Zira Akşener, CHP eleştirisinde çok yol aldı. Geri dönmesi durumunda içeceği "zehrin" panzehri bulunmuyor. İmamoğlu ve Yavaş belediye başkanlıklarını kazansa bile Akşener'in 2028 hayalleri tümüyle suya düşer.

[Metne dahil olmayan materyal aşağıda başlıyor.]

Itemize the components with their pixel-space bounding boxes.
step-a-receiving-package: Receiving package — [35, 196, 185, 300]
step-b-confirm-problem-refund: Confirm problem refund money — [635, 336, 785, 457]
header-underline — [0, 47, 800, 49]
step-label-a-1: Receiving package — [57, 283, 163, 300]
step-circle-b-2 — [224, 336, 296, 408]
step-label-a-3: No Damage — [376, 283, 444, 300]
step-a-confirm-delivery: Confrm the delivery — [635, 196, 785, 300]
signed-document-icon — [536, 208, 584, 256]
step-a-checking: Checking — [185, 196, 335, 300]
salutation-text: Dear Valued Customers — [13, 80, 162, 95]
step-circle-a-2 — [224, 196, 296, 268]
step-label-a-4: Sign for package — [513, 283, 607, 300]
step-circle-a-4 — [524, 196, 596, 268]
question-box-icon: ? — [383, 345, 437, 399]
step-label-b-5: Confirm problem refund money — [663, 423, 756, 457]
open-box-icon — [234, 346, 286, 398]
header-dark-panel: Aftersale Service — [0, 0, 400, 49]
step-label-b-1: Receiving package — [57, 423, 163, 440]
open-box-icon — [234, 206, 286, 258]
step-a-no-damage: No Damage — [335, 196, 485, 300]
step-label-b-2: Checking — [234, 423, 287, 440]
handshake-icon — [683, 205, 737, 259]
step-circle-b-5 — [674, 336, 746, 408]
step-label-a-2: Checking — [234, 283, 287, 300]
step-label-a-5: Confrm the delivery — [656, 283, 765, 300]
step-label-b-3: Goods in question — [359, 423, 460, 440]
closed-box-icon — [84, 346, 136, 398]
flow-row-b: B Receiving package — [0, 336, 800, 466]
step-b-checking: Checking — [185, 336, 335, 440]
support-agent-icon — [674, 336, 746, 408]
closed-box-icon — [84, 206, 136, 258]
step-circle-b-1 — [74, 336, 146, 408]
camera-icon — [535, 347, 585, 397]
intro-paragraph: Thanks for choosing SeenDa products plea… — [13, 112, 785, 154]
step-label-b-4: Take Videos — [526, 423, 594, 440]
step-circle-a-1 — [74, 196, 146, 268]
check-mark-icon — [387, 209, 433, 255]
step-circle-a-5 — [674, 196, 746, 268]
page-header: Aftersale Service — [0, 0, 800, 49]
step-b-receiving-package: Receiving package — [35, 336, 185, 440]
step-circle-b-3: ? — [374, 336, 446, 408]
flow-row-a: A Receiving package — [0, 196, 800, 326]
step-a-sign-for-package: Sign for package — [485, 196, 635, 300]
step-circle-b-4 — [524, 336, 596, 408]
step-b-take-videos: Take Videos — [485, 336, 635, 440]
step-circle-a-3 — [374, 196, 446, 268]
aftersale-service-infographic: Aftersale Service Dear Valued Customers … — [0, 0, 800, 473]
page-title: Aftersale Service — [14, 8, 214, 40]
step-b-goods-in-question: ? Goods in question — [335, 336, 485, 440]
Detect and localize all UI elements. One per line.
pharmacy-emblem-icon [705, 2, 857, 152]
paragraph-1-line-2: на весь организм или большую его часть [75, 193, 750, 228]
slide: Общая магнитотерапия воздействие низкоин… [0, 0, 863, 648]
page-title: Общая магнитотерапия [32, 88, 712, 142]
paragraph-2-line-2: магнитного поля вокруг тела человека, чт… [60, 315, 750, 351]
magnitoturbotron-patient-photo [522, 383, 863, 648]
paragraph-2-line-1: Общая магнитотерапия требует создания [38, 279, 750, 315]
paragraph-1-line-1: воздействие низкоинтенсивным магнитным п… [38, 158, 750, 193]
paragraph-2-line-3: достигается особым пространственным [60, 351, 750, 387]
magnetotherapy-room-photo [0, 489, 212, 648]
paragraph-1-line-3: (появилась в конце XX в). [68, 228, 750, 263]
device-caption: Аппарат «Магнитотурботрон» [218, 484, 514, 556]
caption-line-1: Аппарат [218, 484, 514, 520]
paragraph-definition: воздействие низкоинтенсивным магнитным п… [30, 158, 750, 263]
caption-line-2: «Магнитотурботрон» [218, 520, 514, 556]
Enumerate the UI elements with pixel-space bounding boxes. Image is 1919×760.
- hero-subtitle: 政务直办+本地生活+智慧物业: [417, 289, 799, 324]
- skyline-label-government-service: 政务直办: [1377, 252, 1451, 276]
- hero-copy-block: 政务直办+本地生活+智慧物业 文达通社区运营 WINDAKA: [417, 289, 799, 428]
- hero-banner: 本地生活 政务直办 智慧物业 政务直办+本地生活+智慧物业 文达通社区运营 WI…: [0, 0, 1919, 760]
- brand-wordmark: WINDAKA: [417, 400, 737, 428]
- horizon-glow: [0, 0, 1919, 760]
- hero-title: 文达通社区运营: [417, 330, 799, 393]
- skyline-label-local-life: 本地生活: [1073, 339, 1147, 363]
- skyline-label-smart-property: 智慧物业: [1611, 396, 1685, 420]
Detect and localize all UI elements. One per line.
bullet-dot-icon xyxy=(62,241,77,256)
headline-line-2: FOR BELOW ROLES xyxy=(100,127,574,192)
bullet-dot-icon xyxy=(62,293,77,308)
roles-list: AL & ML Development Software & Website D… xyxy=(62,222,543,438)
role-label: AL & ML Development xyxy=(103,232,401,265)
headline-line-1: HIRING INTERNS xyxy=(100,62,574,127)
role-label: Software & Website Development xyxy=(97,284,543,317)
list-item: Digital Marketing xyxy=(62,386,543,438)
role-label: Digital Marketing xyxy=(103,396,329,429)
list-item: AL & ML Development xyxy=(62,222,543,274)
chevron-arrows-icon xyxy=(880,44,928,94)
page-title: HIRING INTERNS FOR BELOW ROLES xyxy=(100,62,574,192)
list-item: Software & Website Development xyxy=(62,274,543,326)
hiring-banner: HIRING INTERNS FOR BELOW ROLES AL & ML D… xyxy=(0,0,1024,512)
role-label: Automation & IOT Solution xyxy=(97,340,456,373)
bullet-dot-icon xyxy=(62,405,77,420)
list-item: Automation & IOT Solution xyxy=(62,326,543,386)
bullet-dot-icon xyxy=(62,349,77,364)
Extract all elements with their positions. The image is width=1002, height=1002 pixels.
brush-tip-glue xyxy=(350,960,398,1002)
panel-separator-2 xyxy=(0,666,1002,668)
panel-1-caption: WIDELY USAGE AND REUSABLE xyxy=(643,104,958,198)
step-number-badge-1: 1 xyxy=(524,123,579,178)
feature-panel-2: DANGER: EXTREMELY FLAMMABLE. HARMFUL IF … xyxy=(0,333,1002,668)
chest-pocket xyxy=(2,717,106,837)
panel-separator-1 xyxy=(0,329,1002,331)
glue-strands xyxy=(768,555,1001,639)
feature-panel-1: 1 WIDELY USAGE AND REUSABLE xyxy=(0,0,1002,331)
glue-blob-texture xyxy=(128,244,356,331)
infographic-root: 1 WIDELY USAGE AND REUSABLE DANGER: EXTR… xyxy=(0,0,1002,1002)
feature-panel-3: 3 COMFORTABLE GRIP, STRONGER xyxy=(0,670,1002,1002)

CHP'nin gözden kaçırdığı bir husus ise İYİ Parti'nin eski Millet İttifakı'nın harcı durumunda olmasıdır. Sağ-milliyetçi seçmen nezdinde CHP ve Kılıçdaroğlu'nu kısmen meşrulaştırdığıdır. İYİ Parti olmadan kurulacak muhalefet ittifakı/iş birliği 2019 ve 2023'ten çok farklı bir birliktelik olur. Kritik soru, CHP, İYİ Parti olmadan diğer küçük sağ partilerle birlikte HDP/YSP ile açıktan ittifak kurabilir mi? Küçük sağ partiler bu ittifaka katılır mı, katılsalar bile seçmene etkileri ne olur? İYİ Parti'nin hem Cumhur İttifakı'nı hem CHP ve YSP'yi eleştirdiği bir seçim ortamında muhalefet adaylarına oy veren sağ ve milliyetçi seçmen nasıl etkilenir? Elbette muhalefeti toparlamayı en büyük sermayesi gören Kılıçdaroğlu, yeni bir iş birliği kurmaya çabalayacaktır. İYİ Parti olmadan bu iş birliği Mayıs 2023 seçimlerine kıyasla daha başarısız olma riski taşıyor. HDP/YSP ile TİP'e mahkum kalacak Kılıçdaroğlu'nun, zaten partisinin yetkili kurullarında tartışmadığı "sağ seçmene açılma ve helalleşme" politikalarının anlamı kalmayacaktır. "39 milletvekili kaptırdık" söylemi ile muhalefetin küçük sağ partilerinin seçmeninin havası da zaten kaçmış durumda. İç çekişmeleri ile vakit kaybeden CHP ve Kılıçdaroğlu, kendi seçmeni nezdinde daha büyük bir öfke ve duygusal kopuşun zeminini hazırlıyor.